Mulheres em situação de violência atendidas pelo Centro de Referência e Atendimento à Mulher (CRAM) poderão continuar o acompanhamento psicológico por meio de uma parceria firmada entre a Secretaria de Políticas Públicas para Mulheres e o Centro Universitário Cidade Verde (Unicive).
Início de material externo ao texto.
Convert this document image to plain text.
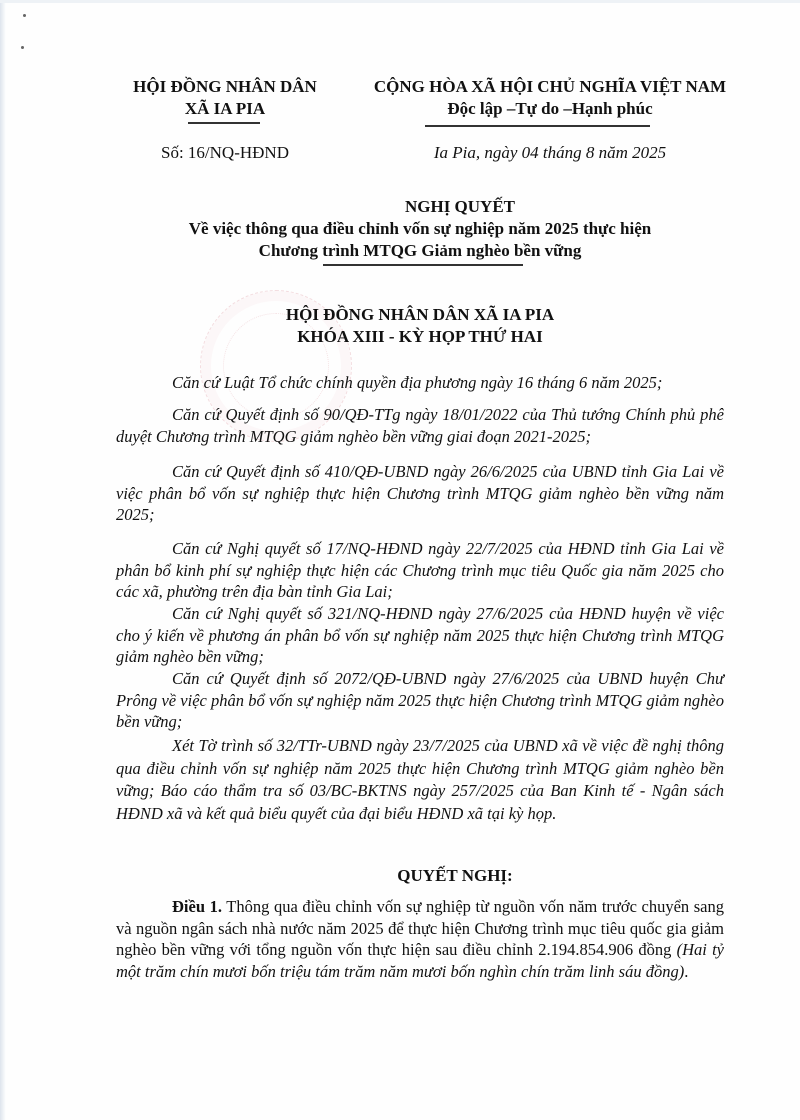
HỘI ĐỒNG NHÂN DÂN
XÃ IA PIA
CỘNG HÒA XÃ HỘI CHỦ NGHĨA VIỆT NAM
Độc lập –Tự do –Hạnh phúc
Số: 16/NQ-HĐND	Ia Pia, ngày 04 tháng 8 năm 2025
NGHỊ QUYẾT
Về việc thông qua điều chỉnh vốn sự nghiệp năm 2025 thực hiện
Chương trình MTQG Giảm nghèo bền vững
HỘI ĐỒNG NHÂN DÂN XÃ IA PIA
KHÓA XIII - KỲ HỌP THỨ HAI
Căn cứ Luật Tổ chức chính quyền địa phương ngày 16 tháng 6 năm 2025;
Căn cứ Quyết định số 90/QĐ-TTg ngày 18/01/2022 của Thủ tướng Chính phủ phê duyệt Chương trình MTQG giảm nghèo bền vững giai đoạn 2021-2025;
Căn cứ Quyết định số 410/QĐ-UBND ngày 26/6/2025 của UBND tỉnh Gia Lai về việc phân bổ vốn sự nghiệp thực hiện Chương trình MTQG giảm nghèo bền vững năm 2025;
Căn cứ Nghị quyết số 17/NQ-HĐND ngày 22/7/2025 của HĐND tỉnh Gia Lai về phân bổ kinh phí sự nghiệp thực hiện các Chương trình mục tiêu Quốc gia năm 2025 cho các xã, phường trên địa bàn tỉnh Gia Lai;
Căn cứ Nghị quyết số 321/NQ-HĐND ngày 27/6/2025 của HĐND huyện về việc cho ý kiến về phương án phân bổ vốn sự nghiệp năm 2025 thực hiện Chương trình MTQG giảm nghèo bền vững;
Căn cứ Quyết định số 2072/QĐ-UBND ngày 27/6/2025 của UBND huyện Chư Prông về việc phân bổ vốn sự nghiệp năm 2025 thực hiện Chương trình MTQG giảm nghèo bền vững;
Xét Tờ trình số 32/TTr-UBND ngày 23/7/2025 của UBND xã về việc đề nghị thông qua điều chỉnh vốn sự nghiệp năm 2025 thực hiện Chương trình MTQG giảm nghèo bền vững; Báo cáo thẩm tra số 03/BC-BKTNS ngày 257/2025 của Ban Kinh tế - Ngân sách HĐND xã và kết quả biểu quyết của đại biểu HĐND xã tại kỳ họp.
QUYẾT NGHỊ:
Điều 1. Thông qua điều chỉnh vốn sự nghiệp từ nguồn vốn năm trước chuyển sang và nguồn ngân sách nhà nước năm 2025 để thực hiện Chương trình mục tiêu quốc gia giảm nghèo bền vững với tổng nguồn vốn thực hiện sau điều chỉnh 2.194.854.906 đồng (Hai tỷ một trăm chín mươi bốn triệu tám trăm năm mươi bốn nghìn chín trăm linh sáu đồng).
O termo de cooperação foi assinado nesta segunda-feira (17).
A proposta é dar continuidade ao atendimento depois do primeiro acolhimento realizado pelo CRAM. Segundo a secretária de Políticas Públicas para Mulheres, Leila Domenici, o órgão já conta com psicólogas que fazem o atendimento inicial e emergencial, mas casos que precisam de acompanhamento por um período maior demandam outro tipo de suporte.
“A necessidade de terapia é um trabalho de longo prazo, que o CRAM não realiza. Vai ser realizado então pelo município”, explicou a secretária.
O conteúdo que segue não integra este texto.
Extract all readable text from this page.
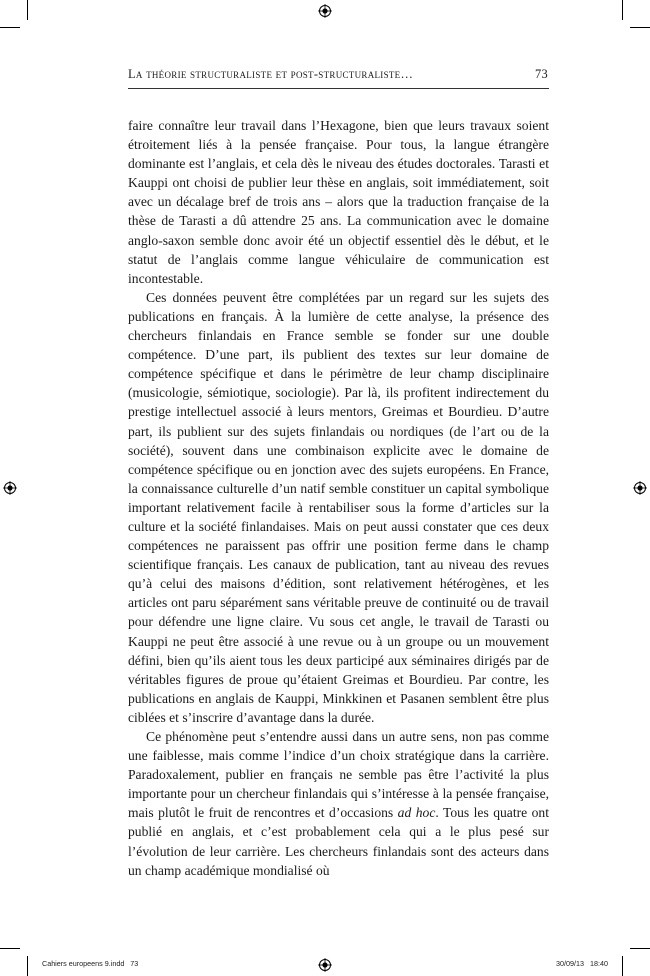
La théorie structuraliste et post-structuraliste…	73

faire connaître leur travail dans l’Hexagone, bien que leurs travaux soient étroitement liés à la pensée française. Pour tous, la langue étrangère dominante est l’anglais, et cela dès le niveau des études doctorales. Tarasti et Kauppi ont choisi de publier leur thèse en anglais, soit immédiatement, soit avec un décalage bref de trois ans – alors que la traduction française de la thèse de Tarasti a dû attendre 25 ans. La communication avec le domaine anglo-saxon semble donc avoir été un objectif essentiel dès le début, et le statut de l’anglais comme langue véhiculaire de communication est incontestable.

Ces données peuvent être complétées par un regard sur les sujets des publications en français. À la lumière de cette analyse, la présence des chercheurs finlandais en France semble se fonder sur une double compétence. D’une part, ils publient des textes sur leur domaine de compétence spécifique et dans le périmètre de leur champ disciplinaire (musicologie, sémiotique, sociologie). Par là, ils profitent indirectement du prestige intellectuel associé à leurs mentors, Greimas et Bourdieu. D’autre part, ils publient sur des sujets finlandais ou nordiques (de l’art ou de la société), souvent dans une combinaison explicite avec le domaine de compétence spécifique ou en jonction avec des sujets européens. En France, la connaissance culturelle d’un natif semble constituer un capital symbolique important relativement facile à rentabiliser sous la forme d’articles sur la culture et la société finlandaises. Mais on peut aussi constater que ces deux compétences ne paraissent pas offrir une position ferme dans le champ scientifique français. Les canaux de publication, tant au niveau des revues qu’à celui des maisons d’édition, sont relativement hétérogènes, et les articles ont paru séparément sans véritable preuve de continuité ou de travail pour défendre une ligne claire. Vu sous cet angle, le travail de Tarasti ou Kauppi ne peut être associé à une revue ou à un groupe ou un mouvement défini, bien qu’ils aient tous les deux participé aux séminaires dirigés par de véritables figures de proue qu’étaient Greimas et Bourdieu. Par contre, les publications en anglais de Kauppi, Minkkinen et Pasanen semblent être plus ciblées et s’inscrire d’avantage dans la durée.

Ce phénomène peut s’entendre aussi dans un autre sens, non pas comme une faiblesse, mais comme l’indice d’un choix stratégique dans la carrière. Paradoxalement, publier en français ne semble pas être l’activité la plus importante pour un chercheur finlandais qui s’intéresse à la pensée française, mais plutôt le fruit de rencontres et d’occasions ad hoc. Tous les quatre ont publié en anglais, et c’est probablement cela qui a le plus pesé sur l’évolution de leur carrière. Les chercheurs finlandais sont des acteurs dans un champ académique mondialisé où

Cahiers europeens 9.indd   73	30/09/13   18:40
O atendimento será feito por profissionais do município em parceria com o Núcleo de Psicologia da universidade. A ideia é que mulheres que já foram atendidas pelo CRAM possam dar continuidade ao cuidado psicológico durante o processo de enfrentamento da situação de violência.
Atendimento é sigiloso
Leila também destacou que o medo e a vergonha podem fazer com que algumas mulheres deixem de procurar ajuda. Segundo ela, o atendimento no CRAM é sigiloso e não exige que a vítima registre uma denúncia para receber acolhimento.
“Não tenha medo, porque ser atendida pelo CRAM não exige nenhum tipo de exposição. Nós não temos a exigência de que a pessoa faça um boletim de ocorrência ou que exponha seus dados e informações em público. É um trabalho extremamente sigiloso”, afirmou.
A secretária orienta que a mulher procure o serviço mesmo quando ainda não se sente preparada para denunciar a situação. “Se ela precisa desse atendimento para se sentir melhor e para sair de uma relação, inclusive, pode procurar o CRAM, que ela não vai ter nenhum tipo de exposição”, disse.
Cinco tipos de violência
A violência contra a mulher pode ocorrer de diferentes formas, entre elas física, psicológica, moral, patrimonial e sexual.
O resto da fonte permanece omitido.